I guess that wasn't really a "quick" question, but thanks to whoever can answer it!

arkamw
09-10-2004, 07:32 PM
The problem that you are referring to is the 32-bit LBA limit. Basically, it means that you have an upper limit of 137GB. What you need is to get 48-bit LBA addressing enabled. Windows enables this with SP1. Additionally, any add-in cards that you might be able to get should overcome this limitation as they use their own BIOS'es and driver sets.

So, in answer to your question, yes, once you have XP on the system w/ SP1 installed, you shouldn't have any problems at all.

Cheers.

sn8ke
09-10-2004, 07:57 PM
Thank you for the very quick reply.

The RAID card I bought has 48-bit LBA which is the reason I bought that one. Should I go ahead and use it again, or should I trust XP SP1? I think I would rather trust the PCI device..

Think I should create a small partition on the 40GB C: for just XP this time around? Does it make things easier?
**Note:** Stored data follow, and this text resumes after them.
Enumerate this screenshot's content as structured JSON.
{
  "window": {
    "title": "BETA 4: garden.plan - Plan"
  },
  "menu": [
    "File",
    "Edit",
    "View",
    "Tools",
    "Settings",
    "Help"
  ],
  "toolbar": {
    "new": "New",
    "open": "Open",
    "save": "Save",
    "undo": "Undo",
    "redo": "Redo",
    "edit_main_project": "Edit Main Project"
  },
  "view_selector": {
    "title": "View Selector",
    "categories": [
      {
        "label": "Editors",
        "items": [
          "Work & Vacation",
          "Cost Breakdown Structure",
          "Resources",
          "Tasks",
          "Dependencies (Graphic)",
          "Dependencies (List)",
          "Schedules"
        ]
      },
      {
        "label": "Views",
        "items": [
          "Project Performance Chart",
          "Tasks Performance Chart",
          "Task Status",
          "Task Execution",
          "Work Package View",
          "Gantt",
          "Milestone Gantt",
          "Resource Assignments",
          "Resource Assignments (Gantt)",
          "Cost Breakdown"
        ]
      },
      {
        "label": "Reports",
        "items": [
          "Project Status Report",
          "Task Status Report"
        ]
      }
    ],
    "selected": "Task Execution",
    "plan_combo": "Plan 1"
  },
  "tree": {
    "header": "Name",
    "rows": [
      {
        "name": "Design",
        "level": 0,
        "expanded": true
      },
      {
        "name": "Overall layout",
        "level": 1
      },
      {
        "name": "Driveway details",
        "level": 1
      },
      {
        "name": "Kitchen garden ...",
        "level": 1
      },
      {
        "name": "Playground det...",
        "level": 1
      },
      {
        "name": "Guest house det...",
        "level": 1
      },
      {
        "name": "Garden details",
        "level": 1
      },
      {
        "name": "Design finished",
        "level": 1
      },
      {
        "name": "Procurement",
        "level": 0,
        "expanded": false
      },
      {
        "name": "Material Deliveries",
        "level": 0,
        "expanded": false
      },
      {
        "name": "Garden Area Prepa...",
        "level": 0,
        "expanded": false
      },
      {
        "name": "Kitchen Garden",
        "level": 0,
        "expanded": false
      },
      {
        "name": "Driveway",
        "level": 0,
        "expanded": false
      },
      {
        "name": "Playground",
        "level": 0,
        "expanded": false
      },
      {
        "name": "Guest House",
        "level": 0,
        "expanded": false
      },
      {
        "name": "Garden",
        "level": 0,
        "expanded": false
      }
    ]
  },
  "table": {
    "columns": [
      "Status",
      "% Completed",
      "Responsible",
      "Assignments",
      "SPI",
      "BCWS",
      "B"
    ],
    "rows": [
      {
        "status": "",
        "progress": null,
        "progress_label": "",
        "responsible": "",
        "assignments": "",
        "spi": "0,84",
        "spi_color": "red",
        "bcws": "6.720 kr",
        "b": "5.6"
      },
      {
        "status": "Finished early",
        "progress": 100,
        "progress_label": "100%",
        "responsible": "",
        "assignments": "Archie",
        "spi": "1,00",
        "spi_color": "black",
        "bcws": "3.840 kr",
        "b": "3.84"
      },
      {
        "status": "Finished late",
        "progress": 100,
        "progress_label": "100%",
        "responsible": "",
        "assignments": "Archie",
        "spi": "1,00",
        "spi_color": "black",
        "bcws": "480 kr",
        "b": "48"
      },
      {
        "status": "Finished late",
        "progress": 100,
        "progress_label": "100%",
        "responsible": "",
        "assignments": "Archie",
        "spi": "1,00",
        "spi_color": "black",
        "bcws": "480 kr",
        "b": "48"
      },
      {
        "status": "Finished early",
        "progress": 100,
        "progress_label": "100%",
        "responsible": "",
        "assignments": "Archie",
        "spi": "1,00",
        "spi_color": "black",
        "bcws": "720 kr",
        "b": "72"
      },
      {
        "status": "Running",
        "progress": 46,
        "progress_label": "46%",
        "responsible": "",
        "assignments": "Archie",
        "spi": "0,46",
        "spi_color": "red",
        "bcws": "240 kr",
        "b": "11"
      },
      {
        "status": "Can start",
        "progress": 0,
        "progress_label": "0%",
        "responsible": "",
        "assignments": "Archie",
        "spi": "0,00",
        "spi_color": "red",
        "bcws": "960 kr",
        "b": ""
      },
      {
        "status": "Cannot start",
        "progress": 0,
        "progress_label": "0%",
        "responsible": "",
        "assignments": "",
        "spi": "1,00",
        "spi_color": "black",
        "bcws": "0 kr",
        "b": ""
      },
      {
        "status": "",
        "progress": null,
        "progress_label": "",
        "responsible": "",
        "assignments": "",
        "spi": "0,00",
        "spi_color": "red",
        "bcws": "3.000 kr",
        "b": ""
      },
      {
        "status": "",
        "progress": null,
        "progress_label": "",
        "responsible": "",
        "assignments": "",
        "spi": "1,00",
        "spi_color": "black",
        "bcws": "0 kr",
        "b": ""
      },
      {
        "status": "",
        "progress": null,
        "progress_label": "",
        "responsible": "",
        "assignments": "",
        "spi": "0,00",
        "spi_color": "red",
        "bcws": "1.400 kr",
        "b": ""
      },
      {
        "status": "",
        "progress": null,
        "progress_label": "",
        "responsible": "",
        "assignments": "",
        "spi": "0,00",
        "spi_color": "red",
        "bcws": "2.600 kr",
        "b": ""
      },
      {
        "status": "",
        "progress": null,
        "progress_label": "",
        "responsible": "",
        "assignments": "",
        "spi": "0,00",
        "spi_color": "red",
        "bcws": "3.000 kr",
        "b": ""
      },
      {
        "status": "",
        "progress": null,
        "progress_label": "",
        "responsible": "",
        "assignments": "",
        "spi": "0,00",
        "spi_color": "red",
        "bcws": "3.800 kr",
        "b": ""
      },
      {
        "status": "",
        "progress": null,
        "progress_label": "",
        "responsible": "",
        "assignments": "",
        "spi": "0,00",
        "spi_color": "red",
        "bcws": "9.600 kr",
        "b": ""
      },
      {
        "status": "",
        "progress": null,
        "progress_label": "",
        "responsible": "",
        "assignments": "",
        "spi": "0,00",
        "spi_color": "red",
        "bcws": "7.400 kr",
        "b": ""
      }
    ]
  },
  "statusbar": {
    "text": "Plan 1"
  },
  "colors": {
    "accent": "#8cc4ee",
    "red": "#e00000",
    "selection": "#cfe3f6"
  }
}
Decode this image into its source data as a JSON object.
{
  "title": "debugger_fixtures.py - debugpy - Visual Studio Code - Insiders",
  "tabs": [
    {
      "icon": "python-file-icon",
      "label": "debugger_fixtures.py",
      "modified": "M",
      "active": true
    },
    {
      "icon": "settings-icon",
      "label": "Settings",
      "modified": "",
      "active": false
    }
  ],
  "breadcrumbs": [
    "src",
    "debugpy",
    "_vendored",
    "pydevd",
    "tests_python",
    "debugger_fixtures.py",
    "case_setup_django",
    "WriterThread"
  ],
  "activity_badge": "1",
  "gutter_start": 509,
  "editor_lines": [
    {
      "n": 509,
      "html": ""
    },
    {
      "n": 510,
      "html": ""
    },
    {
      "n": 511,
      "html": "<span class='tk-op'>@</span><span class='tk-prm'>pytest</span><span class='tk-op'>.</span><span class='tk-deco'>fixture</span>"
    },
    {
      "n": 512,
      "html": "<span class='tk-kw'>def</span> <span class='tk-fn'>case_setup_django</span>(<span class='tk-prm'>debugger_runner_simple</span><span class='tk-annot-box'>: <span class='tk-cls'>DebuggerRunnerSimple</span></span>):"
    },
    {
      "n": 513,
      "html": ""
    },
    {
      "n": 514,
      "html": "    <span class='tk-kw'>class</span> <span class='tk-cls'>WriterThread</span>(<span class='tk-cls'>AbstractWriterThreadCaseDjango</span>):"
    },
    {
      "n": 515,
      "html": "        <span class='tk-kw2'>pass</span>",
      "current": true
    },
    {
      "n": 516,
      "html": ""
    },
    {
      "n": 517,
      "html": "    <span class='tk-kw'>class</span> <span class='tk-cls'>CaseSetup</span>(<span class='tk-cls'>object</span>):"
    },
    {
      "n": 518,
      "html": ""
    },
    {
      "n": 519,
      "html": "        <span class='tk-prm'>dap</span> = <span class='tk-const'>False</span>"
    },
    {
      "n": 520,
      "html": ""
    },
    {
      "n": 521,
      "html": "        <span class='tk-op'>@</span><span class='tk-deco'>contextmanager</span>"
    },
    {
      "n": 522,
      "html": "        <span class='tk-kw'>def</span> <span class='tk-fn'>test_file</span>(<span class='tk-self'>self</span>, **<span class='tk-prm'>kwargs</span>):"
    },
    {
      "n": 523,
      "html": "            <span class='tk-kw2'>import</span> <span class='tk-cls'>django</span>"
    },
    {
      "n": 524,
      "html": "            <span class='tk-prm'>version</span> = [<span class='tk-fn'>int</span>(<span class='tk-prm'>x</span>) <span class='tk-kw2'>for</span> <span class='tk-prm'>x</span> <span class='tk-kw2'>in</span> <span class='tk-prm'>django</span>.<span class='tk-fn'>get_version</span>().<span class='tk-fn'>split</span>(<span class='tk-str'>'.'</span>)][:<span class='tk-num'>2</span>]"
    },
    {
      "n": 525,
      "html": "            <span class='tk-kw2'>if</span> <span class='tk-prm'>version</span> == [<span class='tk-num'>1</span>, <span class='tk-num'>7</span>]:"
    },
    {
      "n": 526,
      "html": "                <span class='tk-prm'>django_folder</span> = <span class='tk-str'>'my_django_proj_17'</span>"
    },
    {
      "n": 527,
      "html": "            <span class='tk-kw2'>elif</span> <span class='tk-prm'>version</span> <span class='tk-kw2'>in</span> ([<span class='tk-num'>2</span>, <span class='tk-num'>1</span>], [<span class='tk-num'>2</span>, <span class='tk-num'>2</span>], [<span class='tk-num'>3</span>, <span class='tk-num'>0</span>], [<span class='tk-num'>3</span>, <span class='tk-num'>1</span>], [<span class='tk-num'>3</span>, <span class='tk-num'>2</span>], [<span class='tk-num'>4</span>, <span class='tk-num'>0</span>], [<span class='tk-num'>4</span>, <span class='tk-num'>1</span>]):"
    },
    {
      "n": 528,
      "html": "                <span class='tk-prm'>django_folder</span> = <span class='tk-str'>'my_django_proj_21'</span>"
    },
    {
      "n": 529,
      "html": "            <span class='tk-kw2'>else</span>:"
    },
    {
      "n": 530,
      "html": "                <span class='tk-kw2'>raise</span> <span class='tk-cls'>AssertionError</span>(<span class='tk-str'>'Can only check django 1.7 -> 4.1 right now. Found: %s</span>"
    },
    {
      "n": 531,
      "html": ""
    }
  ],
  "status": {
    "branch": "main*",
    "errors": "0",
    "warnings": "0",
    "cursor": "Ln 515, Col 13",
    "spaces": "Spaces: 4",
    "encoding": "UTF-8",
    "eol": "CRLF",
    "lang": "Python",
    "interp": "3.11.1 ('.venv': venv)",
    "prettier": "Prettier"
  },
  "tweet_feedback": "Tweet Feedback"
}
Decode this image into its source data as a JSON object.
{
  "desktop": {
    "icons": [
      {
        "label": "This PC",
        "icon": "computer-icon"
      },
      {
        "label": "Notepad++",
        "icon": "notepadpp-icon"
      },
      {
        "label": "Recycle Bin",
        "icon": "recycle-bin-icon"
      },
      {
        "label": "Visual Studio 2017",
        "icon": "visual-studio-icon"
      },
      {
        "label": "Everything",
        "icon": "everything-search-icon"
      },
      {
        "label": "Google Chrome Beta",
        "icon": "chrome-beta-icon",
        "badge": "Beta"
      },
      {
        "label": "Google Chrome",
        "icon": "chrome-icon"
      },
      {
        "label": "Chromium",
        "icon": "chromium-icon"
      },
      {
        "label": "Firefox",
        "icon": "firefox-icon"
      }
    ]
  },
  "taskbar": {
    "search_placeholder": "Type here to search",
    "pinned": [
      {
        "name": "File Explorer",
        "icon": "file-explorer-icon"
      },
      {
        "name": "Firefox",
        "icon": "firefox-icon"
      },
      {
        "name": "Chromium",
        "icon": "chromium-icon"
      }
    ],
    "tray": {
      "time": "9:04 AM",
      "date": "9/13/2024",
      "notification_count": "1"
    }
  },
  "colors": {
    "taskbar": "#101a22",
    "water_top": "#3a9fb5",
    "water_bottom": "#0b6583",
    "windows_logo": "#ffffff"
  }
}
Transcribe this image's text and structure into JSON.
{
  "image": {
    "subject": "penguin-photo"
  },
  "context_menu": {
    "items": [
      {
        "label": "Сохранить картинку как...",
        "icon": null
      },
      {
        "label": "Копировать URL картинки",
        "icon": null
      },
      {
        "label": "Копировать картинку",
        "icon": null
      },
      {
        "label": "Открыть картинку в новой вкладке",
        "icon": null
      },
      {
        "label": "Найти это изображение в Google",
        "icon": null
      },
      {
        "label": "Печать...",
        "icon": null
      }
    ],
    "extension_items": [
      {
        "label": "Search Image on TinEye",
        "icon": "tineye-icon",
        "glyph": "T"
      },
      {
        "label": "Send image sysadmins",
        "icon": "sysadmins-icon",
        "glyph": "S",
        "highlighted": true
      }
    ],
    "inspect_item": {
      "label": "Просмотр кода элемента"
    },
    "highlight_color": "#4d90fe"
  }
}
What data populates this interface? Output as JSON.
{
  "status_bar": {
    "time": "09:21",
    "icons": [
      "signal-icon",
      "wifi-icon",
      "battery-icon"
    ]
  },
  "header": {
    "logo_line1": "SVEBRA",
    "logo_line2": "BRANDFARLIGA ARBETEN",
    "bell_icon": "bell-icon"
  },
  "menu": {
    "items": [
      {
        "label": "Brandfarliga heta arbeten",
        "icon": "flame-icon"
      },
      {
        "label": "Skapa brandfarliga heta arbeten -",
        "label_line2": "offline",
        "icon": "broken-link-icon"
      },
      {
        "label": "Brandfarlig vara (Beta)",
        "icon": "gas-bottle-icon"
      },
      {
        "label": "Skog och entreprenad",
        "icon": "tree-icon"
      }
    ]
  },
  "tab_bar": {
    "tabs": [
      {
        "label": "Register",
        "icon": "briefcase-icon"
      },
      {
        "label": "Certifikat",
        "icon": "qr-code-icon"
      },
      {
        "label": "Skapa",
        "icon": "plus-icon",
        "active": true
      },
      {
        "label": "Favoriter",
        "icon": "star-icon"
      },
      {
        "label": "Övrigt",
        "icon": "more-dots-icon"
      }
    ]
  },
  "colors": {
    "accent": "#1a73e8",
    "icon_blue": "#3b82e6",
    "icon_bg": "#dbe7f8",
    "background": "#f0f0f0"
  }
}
I like to keep it as simple as possible which is why I don't really mess with partitions.

arkamw
09-10-2004, 11:42 PM
Either the card or SP1 will work perfectly. It really comes down to personal choice. Personally, I don't like another peice of hardware in my system that adds unnecessarily to the boot times (though I don't reboot that much). Also, with the RAID card (and depending on the mobo) you are limited to the PCI bus bus in terms of overall data throughput that you can get out of it (i.e. ~133MB/s). That's normally not a problem unless you tend to saturate the bus with any kind of heavy data usage. Again, doesn't usually happen, so you should be okay.

Bottom line, your preference.

As to different partitions, there is a lot of talk about which is faster and slower, again, I tend to think that it's personal preference. I divide my 80 into 10GB and 70GB partitions. That way, in case the Windows partition is hosed, I don't have to pull out any extra tricks to make sure that my data doesn't accidentally get deleted. Does it increase the amount of work the drive does? Probably, but that isn't my argument to take up or defend (that's what data backup is for). I simply have my setup which works the way that I like it to. It doesn't really make things easier to install, but I think it's easier to organize and keep things safe.

Again, your choice.

Cheers.

sn8ke
09-11-2004, 04:19 PM
Ok, cool. The motherboard is a Soltek K8AN2E-GR nForce3 250Gb (http://www.neoseeker.com/Articles/Hardware/Reviews/soltekK8AN2E-GR/index.html). It has onboard SATA RAID and most likely has 48bit LBA. I will probably just try the 160GB out like a regular drive and if I have any problems with XP and it, I will either hook the drive up to the onboard raid or my pci raid card.

I guess I will just install xp without a partition. If I need to format again, DVDRWs have made backup much easier.